Untuk mengejar keuntungan
ekonomi dan menguasai administrasi wilayah, Belanda menerapkan
sistem pemerintahan kolonial pada orang-orang yang sebelumnya tidak memiliki
kesamaan identitas politik. Pada awal abad ke-20, Belanda menetapkan
batas-batas teritorial di Hindia Belanda,
yang menjadi cikal bakal Indonesia modern.
Pada paruh pertama abad ke-20,
muncul sejumlah organisasi kepemimpinan yang baru. Melalui kebijakan Politik Etis,
Belanda membantu menciptakan sekelompok orang Indonesia yang terpelajar.

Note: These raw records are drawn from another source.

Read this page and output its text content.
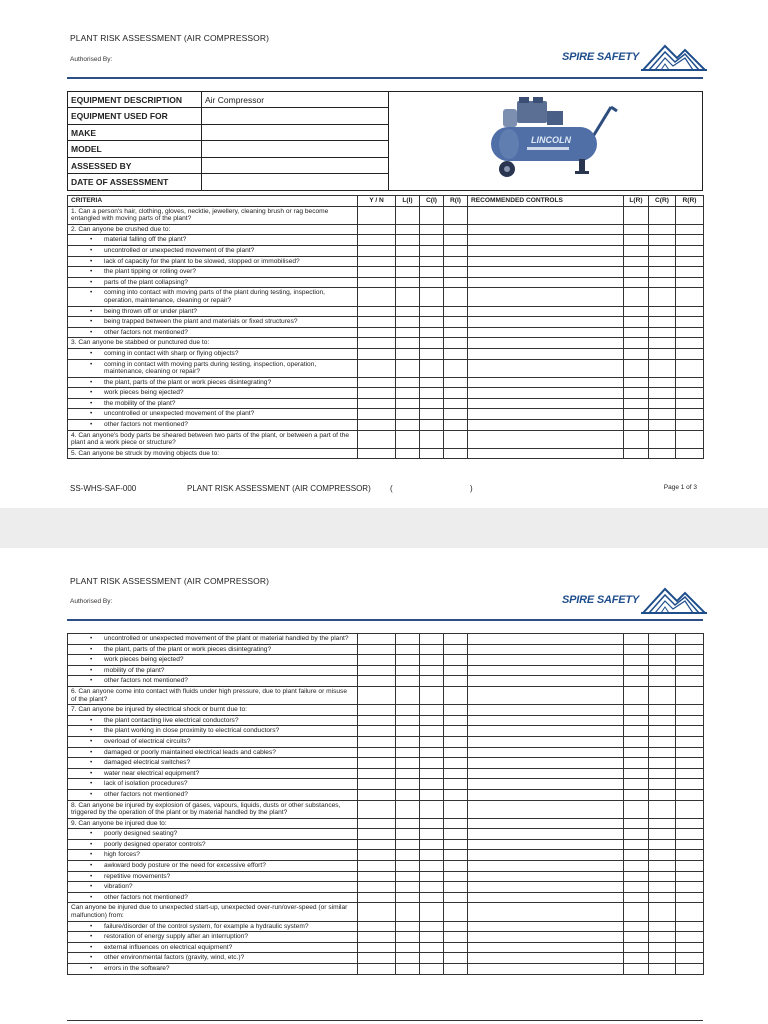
PLANT RISK ASSESSMENT (AIR COMPRESSOR)
Authorised By:	SPIRE SAFETY
EQUIPMENT DESCRIPTION	Air Compressor	LINCOLN

EQUIPMENT USED FOR		
MAKE		
MODEL		
ASSESSED BY		
DATE OF ASSESSMENT		
CRITERIA	Y / N	L(I)	C(I)	R(I)	RECOMMENDED CONTROLS	L(R)	C(R)	R(R)
1. Can a person's hair, clothing, gloves, necktie, jewellery, cleaning brush or rag become entangled with moving parts of the plant?								
2. Can anyone be crushed due to:								

• material falling off the plant?

• uncontrolled or unexpected movement of the plant?

• lack of capacity for the plant to be slowed, stopped or immobilised?

• the plant tipping or rolling over?

• parts of the plant collapsing?

• coming into contact with moving parts of the plant during testing, inspection, operation, maintenance, cleaning or repair?

• being thrown off or under plant?

• being trapped between the plant and materials or fixed structures?

• other factors not mentioned?

3. Can anyone be stabbed or punctured due to:								

• coming in contact with sharp or flying objects?

• coming in contact with moving parts during testing, inspection, operation, maintenance, cleaning or repair?

• the plant, parts of the plant or work pieces disintegrating?

• work pieces being ejected?

• the mobility of the plant?

• uncontrolled or unexpected movement of the plant?

• other factors not mentioned?

4. Can anyone's body parts be sheared between two parts of the plant, or between a part of the plant and a work piece or structure?								
5. Can anyone be struck by moving objects due to:								
SS-WHS-SAF-000	PLANT RISK ASSESSMENT (AIR COMPRESSOR) (	)	Page 1 of 3
PLANT RISK ASSESSMENT (AIR COMPRESSOR)
Authorised By:	SPIRE SAFETY
• uncontrolled or unexpected movement of the plant or material handled by the plant?

• the plant, parts of the plant or work pieces disintegrating?

• work pieces being ejected?

• mobility of the plant?

• other factors not mentioned?

6. Can anyone come into contact with fluids under high pressure, due to plant failure or misuse of the plant?								
7. Can anyone be injured by electrical shock or burnt due to:								

• the plant contacting live electrical conductors?

• the plant working in close proximity to electrical conductors?

• overload of electrical circuits?

• damaged or poorly maintained electrical leads and cables?

• damaged electrical switches?

• water near electrical equipment?

• lack of isolation procedures?

• other factors not mentioned?

8. Can anyone be injured by explosion of gases, vapours, liquids, dusts or other substances, triggered by the operation of the plant or by material handled by the plant?								
9. Can anyone be injured due to:								

• poorly designed seating?

• poorly designed operator controls?

• high forces?

• awkward body posture or the need for excessive effort?

• repetitive movements?

• vibration?

• other factors not mentioned?

Can anyone be injured due to unexpected start-up, unexpected over-run/over-speed (or similar malfunction) from:								

• failure/disorder of the control system, for example a hydraulic system?

• restoration of energy supply after an interruption?

• external influences on electrical equipment?

• other environmental factors (gravity, wind, etc.)?

• errors in the software?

Perubahan yang mendalam pada orang-orang Indonesia ini sering disebut sebagai
"Kebangkitan Nasional Indonesia". Peristiwa ini dibarengi dengan
peningkatan aktivitas politik hingga mencapai puncaknya pada Proklamasi Kemerdekaan Indonesia tanggal
17 Agustus 1945.
Hari Kebangkitan Nasional yang
jatuh pada tanggal 20 Mei ditiap tahunnya, sebenarnya merupakan hari lahirnya
organisasi Boedi Utomo. Kebangkitan Nasional yang merupakan kebangkitan bangsa
Indonesia yang mulai memiliki rasa kesadaran nasional ditandai dengan
berdirinya Boedi Utomo tanggal 20 Mei 1908 dan lahirnya Sumpah Pemuda tanggal
28 Oktober 1928.
Faktor Pendorong
Secara garis besar, faktor
pendorong kebangkitan nasional terbagi menjadi dua, yaitu faktor eksternal dan
internal. Faktor internal yakni (1) penderitaan yang berkepanjangan akibat
penjajahan; (2) kenangan kejayaan masa lalu, seperti pada masa Kerajaan Sriwijaya atau Majapahit; dan (3) munculnya kaum intelektual
yang menjadi pemimpin gerakan. Sedangkan faktor eksternalnya yakni (1)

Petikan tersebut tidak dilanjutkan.